Residents send Esquimalt village plan back to the drawing board

Holding a print out photo of a cruise ship, Esquimalt resident Gary Mullins showed municipal council what he said would be his view if plans for a new village project are approved.

“I don’t need 100 condos looking down into my yard,” said Mullins, who lives on Carlisle Street across from municipal square – the focus of the proposed redevelopment.

“It’s like parking a cruise ship in front of a house.”

More than 40 Esquimalt residents, anxious about living in what they say will be the shadow of two highrises, flooded council chambers last week.

They demanded council back down from finalizing changes to the township’s official community plan and zoning bylaw that would have allowed a mixed-use commercial and residential building up to eight storeys high, and a condominium with a maximum 12 storeys near Municipal Hall.

For two hours citizens streamed to the microphone with worries over noise, height, shade, pollution, traffic and parking problems the towers could potentially create. A petition with more than 100 signatures fighting the project was also submitted.

Many neighbours demanded the project be included as a referendum question on the November municipal election ballot.

“It would be twice the height of any building in Esquimalt, except for Swallows Landing (featuring two nine-storey towers in the township),” said Carlisle Street resident Jim Hesketh.

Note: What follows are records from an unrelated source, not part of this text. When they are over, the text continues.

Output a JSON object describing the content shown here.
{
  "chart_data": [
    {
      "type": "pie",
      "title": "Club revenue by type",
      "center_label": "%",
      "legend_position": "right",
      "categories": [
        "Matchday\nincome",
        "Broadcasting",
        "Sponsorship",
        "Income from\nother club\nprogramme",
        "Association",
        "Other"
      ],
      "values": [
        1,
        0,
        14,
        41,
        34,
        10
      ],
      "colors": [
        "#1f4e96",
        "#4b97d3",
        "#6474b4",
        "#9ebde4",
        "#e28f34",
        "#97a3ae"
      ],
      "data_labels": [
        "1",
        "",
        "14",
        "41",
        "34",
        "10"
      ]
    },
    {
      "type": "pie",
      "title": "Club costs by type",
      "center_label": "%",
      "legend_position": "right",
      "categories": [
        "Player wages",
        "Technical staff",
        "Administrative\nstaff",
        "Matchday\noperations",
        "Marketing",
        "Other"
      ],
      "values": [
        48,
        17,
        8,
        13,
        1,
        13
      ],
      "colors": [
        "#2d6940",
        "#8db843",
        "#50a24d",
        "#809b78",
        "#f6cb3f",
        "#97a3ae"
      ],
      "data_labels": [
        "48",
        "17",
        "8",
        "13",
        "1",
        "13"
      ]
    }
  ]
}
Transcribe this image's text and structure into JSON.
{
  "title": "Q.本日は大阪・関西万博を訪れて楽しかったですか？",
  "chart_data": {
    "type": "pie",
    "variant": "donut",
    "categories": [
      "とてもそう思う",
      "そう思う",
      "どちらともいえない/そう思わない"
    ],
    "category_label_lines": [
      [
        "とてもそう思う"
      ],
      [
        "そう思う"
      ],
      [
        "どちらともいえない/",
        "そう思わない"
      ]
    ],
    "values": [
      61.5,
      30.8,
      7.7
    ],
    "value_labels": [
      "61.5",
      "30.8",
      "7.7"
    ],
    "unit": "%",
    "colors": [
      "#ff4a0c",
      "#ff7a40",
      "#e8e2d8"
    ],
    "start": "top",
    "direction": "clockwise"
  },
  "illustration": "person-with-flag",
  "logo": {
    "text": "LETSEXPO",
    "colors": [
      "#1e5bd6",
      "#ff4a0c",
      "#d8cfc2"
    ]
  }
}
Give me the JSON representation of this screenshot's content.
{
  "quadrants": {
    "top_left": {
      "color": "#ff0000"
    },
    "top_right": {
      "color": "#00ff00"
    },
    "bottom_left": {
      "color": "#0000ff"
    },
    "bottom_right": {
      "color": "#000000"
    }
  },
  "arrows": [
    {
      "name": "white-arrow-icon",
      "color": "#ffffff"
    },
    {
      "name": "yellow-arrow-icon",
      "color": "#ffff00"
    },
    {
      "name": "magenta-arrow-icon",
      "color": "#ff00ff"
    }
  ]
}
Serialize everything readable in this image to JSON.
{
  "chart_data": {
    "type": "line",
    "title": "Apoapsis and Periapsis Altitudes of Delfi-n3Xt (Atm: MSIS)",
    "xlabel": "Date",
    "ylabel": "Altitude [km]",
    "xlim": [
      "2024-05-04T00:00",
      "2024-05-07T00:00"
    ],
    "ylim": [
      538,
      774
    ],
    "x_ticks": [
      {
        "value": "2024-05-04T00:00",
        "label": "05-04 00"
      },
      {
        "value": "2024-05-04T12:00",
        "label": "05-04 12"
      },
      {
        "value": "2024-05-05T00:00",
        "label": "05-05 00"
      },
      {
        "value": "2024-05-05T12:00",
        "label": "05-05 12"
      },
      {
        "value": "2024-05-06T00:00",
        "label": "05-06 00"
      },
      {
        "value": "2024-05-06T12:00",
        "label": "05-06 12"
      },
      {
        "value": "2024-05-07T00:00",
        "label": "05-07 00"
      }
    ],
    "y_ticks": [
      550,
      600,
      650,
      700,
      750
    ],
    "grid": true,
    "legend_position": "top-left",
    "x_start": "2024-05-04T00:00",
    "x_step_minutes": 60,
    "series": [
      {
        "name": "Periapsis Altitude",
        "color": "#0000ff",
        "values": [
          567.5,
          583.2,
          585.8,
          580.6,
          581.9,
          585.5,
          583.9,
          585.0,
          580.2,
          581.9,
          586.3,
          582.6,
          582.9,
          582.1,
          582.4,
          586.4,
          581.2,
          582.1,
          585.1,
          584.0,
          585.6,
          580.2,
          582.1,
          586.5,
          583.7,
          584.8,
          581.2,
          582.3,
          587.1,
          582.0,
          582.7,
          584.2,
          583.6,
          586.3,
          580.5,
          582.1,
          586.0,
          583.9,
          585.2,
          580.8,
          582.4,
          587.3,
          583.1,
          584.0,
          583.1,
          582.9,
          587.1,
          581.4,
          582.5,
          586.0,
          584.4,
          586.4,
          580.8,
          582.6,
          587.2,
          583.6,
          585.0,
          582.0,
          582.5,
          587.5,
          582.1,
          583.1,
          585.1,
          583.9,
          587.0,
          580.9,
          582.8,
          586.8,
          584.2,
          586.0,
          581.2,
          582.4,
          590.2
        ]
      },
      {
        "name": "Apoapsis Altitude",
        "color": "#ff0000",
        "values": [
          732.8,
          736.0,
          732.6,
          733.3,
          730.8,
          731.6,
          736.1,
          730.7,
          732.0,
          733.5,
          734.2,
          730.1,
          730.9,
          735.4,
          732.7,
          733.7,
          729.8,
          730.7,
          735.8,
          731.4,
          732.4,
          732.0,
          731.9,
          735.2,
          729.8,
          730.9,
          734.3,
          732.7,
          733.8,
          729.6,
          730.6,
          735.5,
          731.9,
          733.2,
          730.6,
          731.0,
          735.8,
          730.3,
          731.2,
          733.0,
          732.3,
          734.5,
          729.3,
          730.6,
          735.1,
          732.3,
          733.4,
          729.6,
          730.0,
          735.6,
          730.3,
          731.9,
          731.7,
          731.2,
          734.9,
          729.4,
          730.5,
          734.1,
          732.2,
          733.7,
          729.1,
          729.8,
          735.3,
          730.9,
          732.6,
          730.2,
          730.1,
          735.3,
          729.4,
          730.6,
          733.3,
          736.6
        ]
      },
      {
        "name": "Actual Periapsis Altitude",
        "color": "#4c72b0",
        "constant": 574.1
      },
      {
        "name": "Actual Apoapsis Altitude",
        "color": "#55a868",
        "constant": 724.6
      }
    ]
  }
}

New condos don’t make sense in a community where similar buildings, such as the Ovation on Esquimalt Road, are struggling to fill units, he said.

Council agreed, and with a unanimous show of six hands it promised to postpone approving bylaw changes indefinitely.

“I learned things tonight that I hadn’t heard before … that a 12-storey building doesn’t belong in a village,” said Coun. Lynda Hundleby.

The purpose of the plan was to attract parties interested in leasing or buying the land, or partnering with the township on a redevelopment, in the hopes of attracting new residents and businesses.

“We know that project is always going to be developed,” said Mayor Barb Desjardins. “This project is valuable to Esquimalt. It’s a game-changer.”

Plans to demolish the old township hall and former public works buildings will be discussed at a committee-of-the-whole meeting June 13.